Читать «Самая мерзкая часть тела» онлайн - страница 37

Сергей Солоух

Нет, видно на горе только назвал мальчишку, новорожденного, иудским именем, как Сонька того хотела. Ведь все уже, какие еще вопросы? Не прикасайся, беги от них, никаких дел не имей с бесовской нацией.

Так нет же, тянет. И сын себе горбатого нашел. В дружки зачислил.

С другой же стороны, не удивительно. В теплом, уютном доме Кузнецовых привечали долговязого буку. Наивная Ида Соломоновна, толина мама, не умела по форме носа и разрезу глаз определять степень родства. Врача-гинеколога всю жизнь, элементарно, переполняло чувство вины. За эскулапов криворуких было стыдно, совесть покоя не давала.

Вот только папа, Ефим Айзикович считал, что это близорукость. Пусть не преступная, но, все равно, не имеющая оправдания. Ведь даже после "тех самых" новогодних танцев, когда он раз и навсегда, для толиной же пользы, отрезал:

— И чтобы этот двоечник с этой секунды в мой дом больше ни ногой! — как поступила Ида Соломоновна? С рациональной точки зрения необъяснимо. Взяла мягко за руку проводника передовых идей, твердо приверженного моральному кодексу строителя коммунизма, посмотрела с укором в цинковые очи и сказала:

— Но, Фима, мы же не можем вот так взять и дверь захлопнуть перед сиротой.

Который… который в конце-концов всего лишь оступился. Ну, конечно, добрая женщина и не сомневалась, что попросту в погоне за всеобщим вниманием, восхищением и славой мальчики, что свойственно вообще их возрасту, совершили совсем уж детский, глупый поступок.

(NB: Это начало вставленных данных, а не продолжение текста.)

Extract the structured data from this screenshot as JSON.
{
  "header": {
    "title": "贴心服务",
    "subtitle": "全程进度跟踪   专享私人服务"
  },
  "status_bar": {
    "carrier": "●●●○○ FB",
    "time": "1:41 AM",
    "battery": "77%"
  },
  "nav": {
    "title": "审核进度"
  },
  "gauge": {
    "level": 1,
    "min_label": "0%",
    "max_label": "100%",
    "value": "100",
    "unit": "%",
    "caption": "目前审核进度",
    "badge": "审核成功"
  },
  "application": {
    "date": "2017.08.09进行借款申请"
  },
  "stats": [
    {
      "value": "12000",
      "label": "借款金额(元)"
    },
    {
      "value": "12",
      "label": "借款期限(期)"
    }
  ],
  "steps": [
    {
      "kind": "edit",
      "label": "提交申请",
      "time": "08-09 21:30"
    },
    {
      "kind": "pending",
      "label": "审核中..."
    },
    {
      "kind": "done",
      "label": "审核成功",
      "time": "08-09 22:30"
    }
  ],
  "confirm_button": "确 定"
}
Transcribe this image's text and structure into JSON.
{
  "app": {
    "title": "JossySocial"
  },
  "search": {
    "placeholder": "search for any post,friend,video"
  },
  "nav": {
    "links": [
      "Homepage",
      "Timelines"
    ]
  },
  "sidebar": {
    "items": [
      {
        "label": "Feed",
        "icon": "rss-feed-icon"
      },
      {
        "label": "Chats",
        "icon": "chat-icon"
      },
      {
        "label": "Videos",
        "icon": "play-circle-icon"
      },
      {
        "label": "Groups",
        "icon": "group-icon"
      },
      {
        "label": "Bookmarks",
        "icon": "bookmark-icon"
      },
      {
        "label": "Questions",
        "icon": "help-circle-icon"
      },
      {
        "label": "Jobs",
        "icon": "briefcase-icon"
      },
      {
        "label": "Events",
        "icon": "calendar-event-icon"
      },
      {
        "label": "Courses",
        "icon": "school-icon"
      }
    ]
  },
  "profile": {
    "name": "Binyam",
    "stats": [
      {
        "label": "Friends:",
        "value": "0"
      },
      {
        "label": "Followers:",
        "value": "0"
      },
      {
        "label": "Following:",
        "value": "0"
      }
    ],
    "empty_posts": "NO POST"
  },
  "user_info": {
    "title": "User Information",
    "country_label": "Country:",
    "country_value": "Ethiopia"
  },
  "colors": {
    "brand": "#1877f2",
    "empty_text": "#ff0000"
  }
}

Пройдет совсем немного времени, и сами всё поймут и правильно оценят.

Вот такая сердечная и простодушная.

И именно за эти качества носатый квазимодо Леня считал ее лицемеркой. То есть все взрослые его ненавидели открыто, а сердобольная толькина мать прикидывалась другом, перехитрить надеялась. Не будет он ее котлеток с рисом есть, чайку пустого выпьет для большей злости, и всё, идите к черту. Попарно и гуськом. А если кто-то не расслышал, пускай подходит ближе, он убедится, что гитара — тот же топор.

Только вперед, Через дождь, через шторм, Есть только еще, И не будет потом.

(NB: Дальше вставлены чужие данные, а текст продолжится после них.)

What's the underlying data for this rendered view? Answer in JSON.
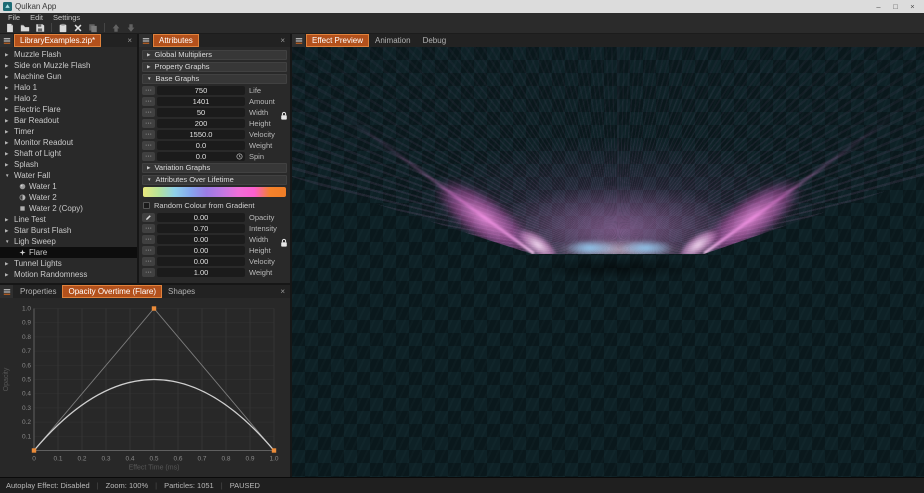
{
  "window": {
    "title": "Qulkan App",
    "controls": [
      "minimize",
      "maximize",
      "close"
    ]
  },
  "glyphs": {
    "minimize": "–",
    "maximize": "□",
    "close": "×"
  },
  "menu_bar": {
    "items": [
      "File",
      "Edit",
      "Settings"
    ]
  },
  "toolbar": {
    "groups": [
      [
        "new-file",
        "open-folder",
        "save"
      ],
      [
        "paste",
        "delete-item",
        "copy"
      ],
      [
        "move-up",
        "move-down"
      ]
    ],
    "disabled": [
      "copy",
      "move-up",
      "move-down"
    ]
  },
  "library_panel": {
    "tab_label": "LibraryExamples.zip*",
    "items": [
      {
        "label": "Muzzle Flash",
        "arrow": "collapsed",
        "level": 0
      },
      {
        "label": "Side on Muzzle Flash",
        "arrow": "collapsed",
        "level": 0
      },
      {
        "label": "Machine Gun",
        "arrow": "collapsed",
        "level": 0
      },
      {
        "label": "Halo 1",
        "arrow": "collapsed",
        "level": 0
      },
      {
        "label": "Halo 2",
        "arrow": "collapsed",
        "level": 0
      },
      {
        "label": "Electric Flare",
        "arrow": "collapsed",
        "level": 0
      },
      {
        "label": "Bar Readout",
        "arrow": "collapsed",
        "level": 0
      },
      {
        "label": "Timer",
        "arrow": "collapsed",
        "level": 0
      },
      {
        "label": "Monitor Readout",
        "arrow": "collapsed",
        "level": 0
      },
      {
        "label": "Shaft of Light",
        "arrow": "collapsed",
        "level": 0
      },
      {
        "label": "Splash",
        "arrow": "collapsed",
        "level": 0
      },
      {
        "label": "Water Fall",
        "arrow": "expanded",
        "level": 0
      },
      {
        "label": "Water 1",
        "icon": "sphere",
        "level": 1
      },
      {
        "label": "Water 2",
        "icon": "half-circle",
        "level": 1
      },
      {
        "label": "Water 2 (Copy)",
        "icon": "square",
        "level": 1
      },
      {
        "label": "Line Test",
        "arrow": "collapsed",
        "level": 0
      },
      {
        "label": "Star Burst Flash",
        "arrow": "collapsed",
        "level": 0
      },
      {
        "label": "Ligh Sweep",
        "arrow": "expanded",
        "level": 0
      },
      {
        "label": "Flare",
        "icon": "flare",
        "level": 1,
        "selected": true
      },
      {
        "label": "Tunnel Lights",
        "arrow": "collapsed",
        "level": 0
      },
      {
        "label": "Motion Randomness",
        "arrow": "collapsed",
        "level": 0
      }
    ]
  },
  "attributes_panel": {
    "tab_label": "Attributes",
    "sections": [
      {
        "label": "Global Multipliers",
        "state": "collapsed"
      },
      {
        "label": "Property Graphs",
        "state": "collapsed"
      },
      {
        "label": "Base Graphs",
        "state": "expanded"
      },
      {
        "label": "Variation Graphs",
        "state": "collapsed"
      },
      {
        "label": "Attributes Over Lifetime",
        "state": "expanded"
      }
    ],
    "base_rows": [
      {
        "value": "750",
        "label": "Life",
        "button": "dots"
      },
      {
        "value": "1401",
        "label": "Amount",
        "button": "dots"
      },
      {
        "value": "50",
        "label": "Width",
        "button": "dots",
        "lock": true
      },
      {
        "value": "200",
        "label": "Height",
        "button": "dots"
      },
      {
        "value": "1550.0",
        "label": "Velocity",
        "button": "dots"
      },
      {
        "value": "0.0",
        "label": "Weight",
        "button": "dots"
      },
      {
        "value": "0.0",
        "label": "Spin",
        "button": "dots",
        "clock": true
      }
    ],
    "gradient_colors": [
      "#e9e87c",
      "#b5e39b",
      "#8fd2ea",
      "#86a7ee",
      "#9b7ce4",
      "#c178e2",
      "#ee6fd8",
      "#fb5fcf",
      "#f5822b",
      "#ef7d27"
    ],
    "checkbox_label": "Random Colour from Gradient",
    "checkbox_checked": false,
    "lifetime_rows": [
      {
        "value": "0.00",
        "label": "Opacity",
        "button": "pencil"
      },
      {
        "value": "0.70",
        "label": "Intensity",
        "button": "dots"
      },
      {
        "value": "0.00",
        "label": "Width",
        "button": "dots",
        "lock": true
      },
      {
        "value": "0.00",
        "label": "Height",
        "button": "dots"
      },
      {
        "value": "0.00",
        "label": "Velocity",
        "button": "dots"
      },
      {
        "value": "1.00",
        "label": "Weight",
        "button": "dots"
      }
    ]
  },
  "preview_panel": {
    "tabs": [
      {
        "label": "Effect Preview",
        "active": true
      },
      {
        "label": "Animation",
        "active": false
      },
      {
        "label": "Debug",
        "active": false
      }
    ],
    "effect": {
      "background_checker": [
        "#0e2126",
        "#0a181c"
      ],
      "ray_color": "#f2a0ee",
      "glow_colors": [
        "#ff96ee",
        "#ffe4fc",
        "#91d4ff"
      ]
    }
  },
  "graph_panel": {
    "tabs": [
      {
        "label": "Properties",
        "active": false
      },
      {
        "label": "Opacity Overtime (Flare)",
        "active": true
      },
      {
        "label": "Shapes",
        "active": false
      }
    ],
    "chart_data": {
      "type": "line",
      "title": "Opacity Overtime (Flare)",
      "xlabel": "Effect Time (ms)",
      "ylabel": "Opacity",
      "xlim": [
        0,
        1.0
      ],
      "ylim": [
        0,
        1.0
      ],
      "x_ticks": [
        "0",
        "0.1",
        "0.2",
        "0.3",
        "0.4",
        "0.5",
        "0.6",
        "0.7",
        "0.8",
        "0.9",
        "1.0"
      ],
      "y_ticks": [
        "1.0",
        "0.9",
        "0.8",
        "0.7",
        "0.6",
        "0.5",
        "0.4",
        "0.3",
        "0.2",
        "0.1"
      ],
      "grid": true,
      "curve": {
        "kind": "quadratic_bezier",
        "start": [
          0,
          0
        ],
        "control": [
          0.5,
          1.0
        ],
        "end": [
          1.0,
          0
        ],
        "peak_value": 0.5
      },
      "control_points": [
        [
          0,
          0
        ],
        [
          0.5,
          1.0
        ],
        [
          1.0,
          0
        ]
      ],
      "point_color": "#ec8c3a",
      "line_color": "#cfcfcf",
      "handle_color": "#7d7d7d"
    }
  },
  "status_bar": {
    "items": [
      "Autoplay Effect: Disabled",
      "Zoom: 100%",
      "Particles: 1051",
      "PAUSED"
    ]
  },
  "colors": {
    "accent": "#b3511c",
    "accent_border": "#e0823c",
    "titlebar": "#dcdcdc",
    "panel_bg": "#292929"
  }
}
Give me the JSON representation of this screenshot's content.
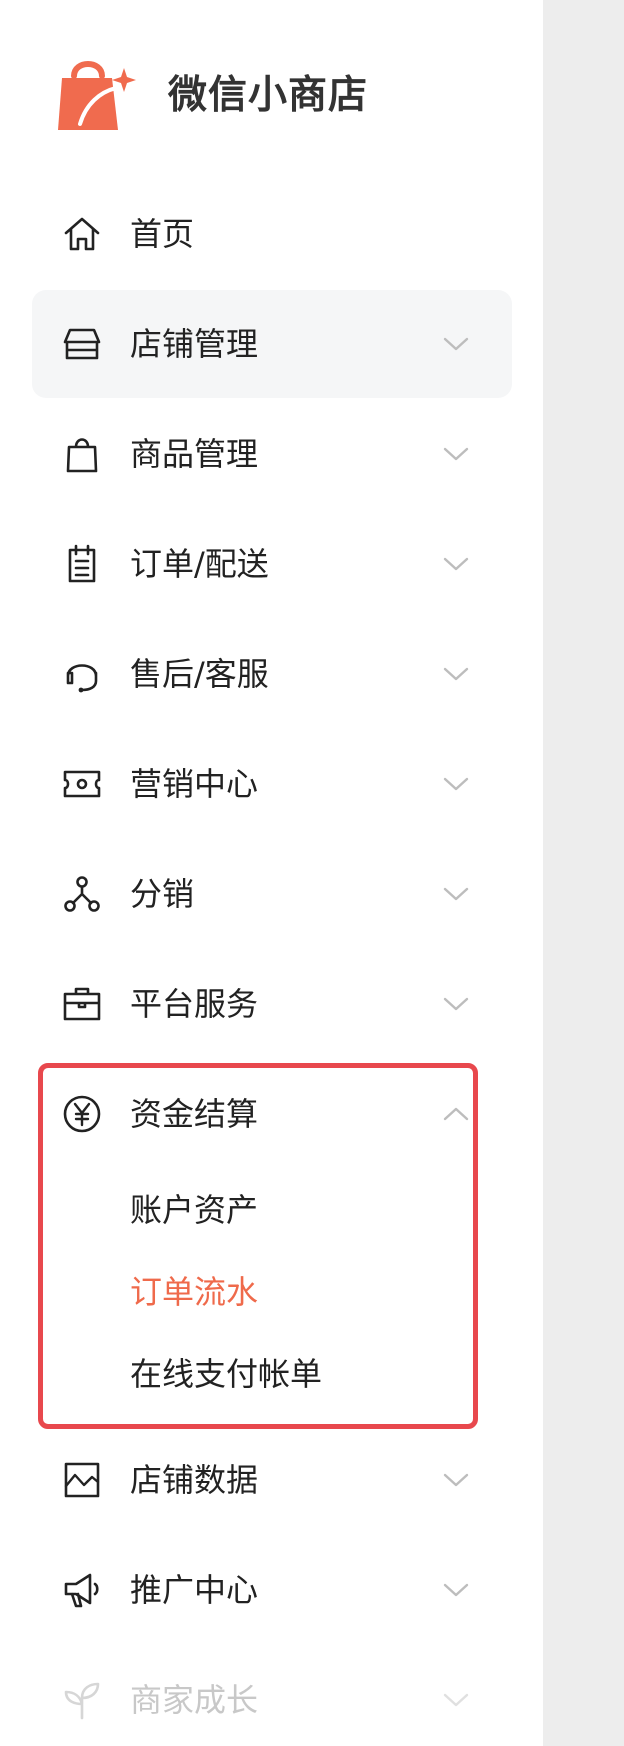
{
  "brand": {
    "title": "微信小商店",
    "logo_icon": "shopping-bag-sparkle-icon",
    "accent_color": "#f06b4e"
  },
  "menu": {
    "items": [
      {
        "label": "首页",
        "icon": "home-icon",
        "expandable": false
      },
      {
        "label": "店铺管理",
        "icon": "store-icon",
        "expandable": true,
        "state": "collapsed",
        "active": true
      },
      {
        "label": "商品管理",
        "icon": "bag-icon",
        "expandable": true,
        "state": "collapsed"
      },
      {
        "label": "订单/配送",
        "icon": "clipboard-icon",
        "expandable": true,
        "state": "collapsed"
      },
      {
        "label": "售后/客服",
        "icon": "headset-icon",
        "expandable": true,
        "state": "collapsed"
      },
      {
        "label": "营销中心",
        "icon": "ticket-icon",
        "expandable": true,
        "state": "collapsed"
      },
      {
        "label": "分销",
        "icon": "distribution-icon",
        "expandable": true,
        "state": "collapsed"
      },
      {
        "label": "平台服务",
        "icon": "briefcase-icon",
        "expandable": true,
        "state": "collapsed"
      },
      {
        "label": "资金结算",
        "icon": "yen-icon",
        "expandable": true,
        "state": "expanded"
      },
      {
        "label": "店铺数据",
        "icon": "chart-icon",
        "expandable": true,
        "state": "collapsed"
      },
      {
        "label": "推广中心",
        "icon": "megaphone-icon",
        "expandable": true,
        "state": "collapsed"
      },
      {
        "label": "商家成长",
        "icon": "sprout-icon",
        "expandable": true,
        "state": "collapsed",
        "faded": true
      }
    ],
    "settlement_subitems": [
      {
        "label": "账户资产",
        "selected": false
      },
      {
        "label": "订单流水",
        "selected": true
      },
      {
        "label": "在线支付帐单",
        "selected": false
      }
    ]
  },
  "colors": {
    "selected_text": "#ef6a4b",
    "highlight_border": "#e8484d",
    "active_row_bg": "#f5f6f7"
  }
}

Да, подростком он был колючим, а юношей стал и вовсе несносным. Человек — желтые зубы. Весь мир презирал и ненавидел за то лишь, что живет себе едой и сном, как будто вечен. Рой, стадо, стая, которой недоступна правда и смысл существования, потому что никого из этих жвачных стальная неумолимая игла не прошивала никогда насквозь, лишая воздуха, движенья, жизни…

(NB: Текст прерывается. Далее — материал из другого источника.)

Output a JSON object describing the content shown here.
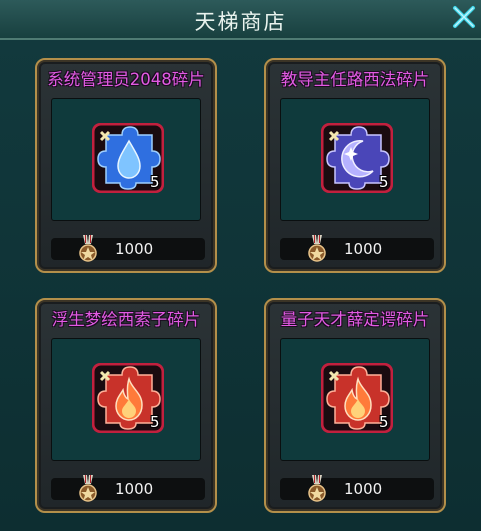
{
  "window": {
    "title": "天梯商店"
  },
  "items": [
    {
      "name": "系统管理员2048碎片",
      "count": "5",
      "price": "1000",
      "element": "water-drop-icon",
      "color": "#2f6fe0"
    },
    {
      "name": "教导主任路西法碎片",
      "count": "5",
      "price": "1000",
      "element": "crescent-moon-icon",
      "color": "#4a46b8"
    },
    {
      "name": "浮生梦绘西索子碎片",
      "count": "5",
      "price": "1000",
      "element": "flame-icon",
      "color": "#c8322a"
    },
    {
      "name": "量子天才薛定谔碎片",
      "count": "5",
      "price": "1000",
      "element": "flame-icon",
      "color": "#c8322a"
    }
  ],
  "currency": {
    "icon": "medal-icon"
  },
  "colors": {
    "title_accent": "#e25ae3",
    "card_border": "#b38f4a"
  }
}
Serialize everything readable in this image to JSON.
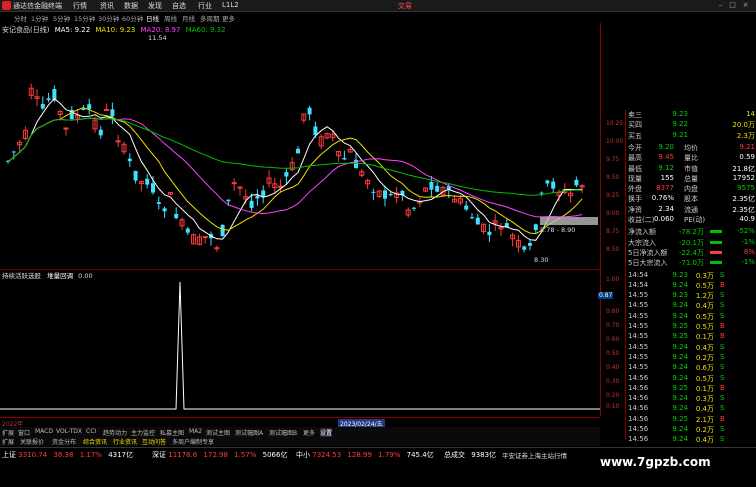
{
  "menubar": {
    "app_title": "通达信金融终端",
    "items": [
      "行情",
      "资讯",
      "数据",
      "发现",
      "自选",
      "行业",
      "L1L2"
    ],
    "trade_label": "交易"
  },
  "periods": [
    "分时",
    "1分钟",
    "5分钟",
    "15分钟",
    "30分钟",
    "60分钟",
    "日线",
    "周线",
    "月线",
    "多周期",
    "更多"
  ],
  "active_period": "日线",
  "stock_header": {
    "name": "安记食品(日线)",
    "ma5": "MA5: 9.22",
    "ma10": "MA10: 9.23",
    "ma20": "MA20: 8.97",
    "ma60": "MA60: 9.32"
  },
  "annotations": {
    "high": "11.54",
    "low": "8.30",
    "range": "8.78 - 8.90",
    "sub_value": "0.87"
  },
  "price_ticks": [
    "10.25",
    "10.00",
    "9.75",
    "9.50",
    "9.25",
    "9.00",
    "8.75",
    "8.50"
  ],
  "sub_ticks": [
    "1.00",
    "0.90",
    "0.80",
    "0.70",
    "0.60",
    "0.50",
    "0.40",
    "0.30",
    "0.20",
    "0.10",
    "0.00"
  ],
  "sub_header": {
    "name": "持续活跃选股",
    "item": "堆量回调",
    "value": "0.00"
  },
  "xaxis": {
    "left": "2022年",
    "mid": "2023/02/24/五"
  },
  "bottom_tabs": [
    "扩展",
    "窗口",
    "MACD",
    "VOL-TDX",
    "CCI",
    "趋势动力",
    "主力监控",
    "私募主图",
    "MA2",
    "测试主图",
    "测试幅图A",
    "测试幅图B",
    "更多",
    "设置"
  ],
  "bottom_tab_active": "设置",
  "status_tabs": [
    "扩展",
    "关联报价",
    "资金分布",
    "综合资讯",
    "行业资讯",
    "互动问答",
    "多周户编制专享"
  ],
  "quote_panel": {
    "asks": [
      {
        "label": "卖三",
        "price": "9.23",
        "vol": "14"
      },
      {
        "label": "买四",
        "price": "9.22",
        "vol": "20.0万"
      },
      {
        "label": "买五",
        "price": "9.21",
        "vol": "2.3万"
      }
    ],
    "stats": [
      {
        "l1": "今开",
        "v1": "9.20",
        "c1": "green",
        "l2": "均价",
        "v2": "9.21",
        "c2": "red"
      },
      {
        "l1": "最高",
        "v1": "9.45",
        "c1": "red",
        "l2": "量比",
        "v2": "0.59",
        "c2": "white"
      },
      {
        "l1": "最低",
        "v1": "9.12",
        "c1": "green",
        "l2": "市值",
        "v2": "21.8亿",
        "c2": "white"
      },
      {
        "l1": "现量",
        "v1": "155",
        "c1": "white",
        "l2": "总量",
        "v2": "17952",
        "c2": "white"
      },
      {
        "l1": "外盘",
        "v1": "8377",
        "c1": "red",
        "l2": "内盘",
        "v2": "9575",
        "c2": "green"
      },
      {
        "l1": "换手",
        "v1": "0.76%",
        "c1": "white",
        "l2": "股本",
        "v2": "2.35亿",
        "c2": "white"
      },
      {
        "l1": "净资",
        "v1": "2.34",
        "c1": "white",
        "l2": "流通",
        "v2": "2.35亿",
        "c2": "white"
      },
      {
        "l1": "收益(二)",
        "v1": "0.060",
        "c1": "white",
        "l2": "PE(动)",
        "v2": "40.9",
        "c2": "white"
      }
    ],
    "flows": [
      {
        "label": "净流入额",
        "value": "-78.2万",
        "pct": "-52%"
      },
      {
        "label": "大宗流入",
        "value": "-20.1万",
        "pct": "-1%"
      },
      {
        "label": "5日净流入额",
        "value": "-22.4万",
        "pct": "8%"
      },
      {
        "label": "5日大宗流入",
        "value": "-71.0万",
        "pct": "-1%"
      }
    ],
    "ticks": [
      {
        "t": "14:54",
        "p": "9.23",
        "v": "0.3万",
        "d": "S"
      },
      {
        "t": "14:54",
        "p": "9.24",
        "v": "0.5万",
        "d": "B"
      },
      {
        "t": "14:55",
        "p": "9.23",
        "v": "1.2万",
        "d": "S"
      },
      {
        "t": "14:55",
        "p": "9.24",
        "v": "0.4万",
        "d": "S"
      },
      {
        "t": "14:55",
        "p": "9.24",
        "v": "0.5万",
        "d": "S"
      },
      {
        "t": "14:55",
        "p": "9.25",
        "v": "0.5万",
        "d": "B"
      },
      {
        "t": "14:55",
        "p": "9.25",
        "v": "0.1万",
        "d": "B"
      },
      {
        "t": "14:55",
        "p": "9.24",
        "v": "0.4万",
        "d": "S"
      },
      {
        "t": "14:55",
        "p": "9.24",
        "v": "0.2万",
        "d": "S"
      },
      {
        "t": "14:55",
        "p": "9.24",
        "v": "0.6万",
        "d": "S"
      },
      {
        "t": "14:56",
        "p": "9.24",
        "v": "0.5万",
        "d": "S"
      },
      {
        "t": "14:56",
        "p": "9.25",
        "v": "0.1万",
        "d": "B"
      },
      {
        "t": "14:56",
        "p": "9.24",
        "v": "0.3万",
        "d": "S"
      },
      {
        "t": "14:56",
        "p": "9.24",
        "v": "0.4万",
        "d": "S"
      },
      {
        "t": "14:56",
        "p": "9.25",
        "v": "2.1万",
        "d": "B"
      },
      {
        "t": "14:56",
        "p": "9.24",
        "v": "0.2万",
        "d": "S"
      },
      {
        "t": "14:56",
        "p": "9.24",
        "v": "0.4万",
        "d": "S"
      },
      {
        "t": "14:56",
        "p": "9.24",
        "v": "0.7万",
        "d": "S"
      }
    ]
  },
  "status": {
    "sh_label": "上证",
    "sh_val": "3310.74",
    "sh_chg": "38.38",
    "sh_pct": "1.17%",
    "sh_amt": "4317亿",
    "sz_label": "深证",
    "sz_val": "11178.6",
    "sz_chg": "172.98",
    "sz_pct": "1.57%",
    "sz_amt": "5066亿",
    "cy_label": "中小",
    "cy_val": "7324.53",
    "cy_chg": "128.99",
    "cy_pct": "1.79%",
    "cy_amt": "745.4亿",
    "total_label": "总成交",
    "total_amt": "9383亿",
    "feed": "平安证券上海主站行情",
    "watermark": "www.7gpzb.com"
  },
  "colors": {
    "up": "#ff3c3c",
    "down": "#40e0ff",
    "ma5": "#ffffff",
    "ma10": "#f0e000",
    "ma20": "#ff40ff",
    "ma60": "#00c000"
  }
}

"Ну, а Кузнец вообще предатель… Последний из людей…"

Так примерно думал Леня Зухны, с трудом удерживая равновесие в прихожей гостеприимного товарища. Готовясь обблевать богемские обои в мелкий цветочек, а если хватит ветчины — и полосатую ковровую дорожку.

Экая нескладуха. А всему первопричиной — событие настолько незначительное, быстротечное, что и свидетелей-то не было. Ну, может быть, шалая мартовская муха, ожившая не в срок между труб под самый конец зимы свихнувшегося парового отопления. Да и ту, после короткого перелета вдоль коридора, от сортира до библиотеки, заведующая ловко прихлопнула синим томом ПСС.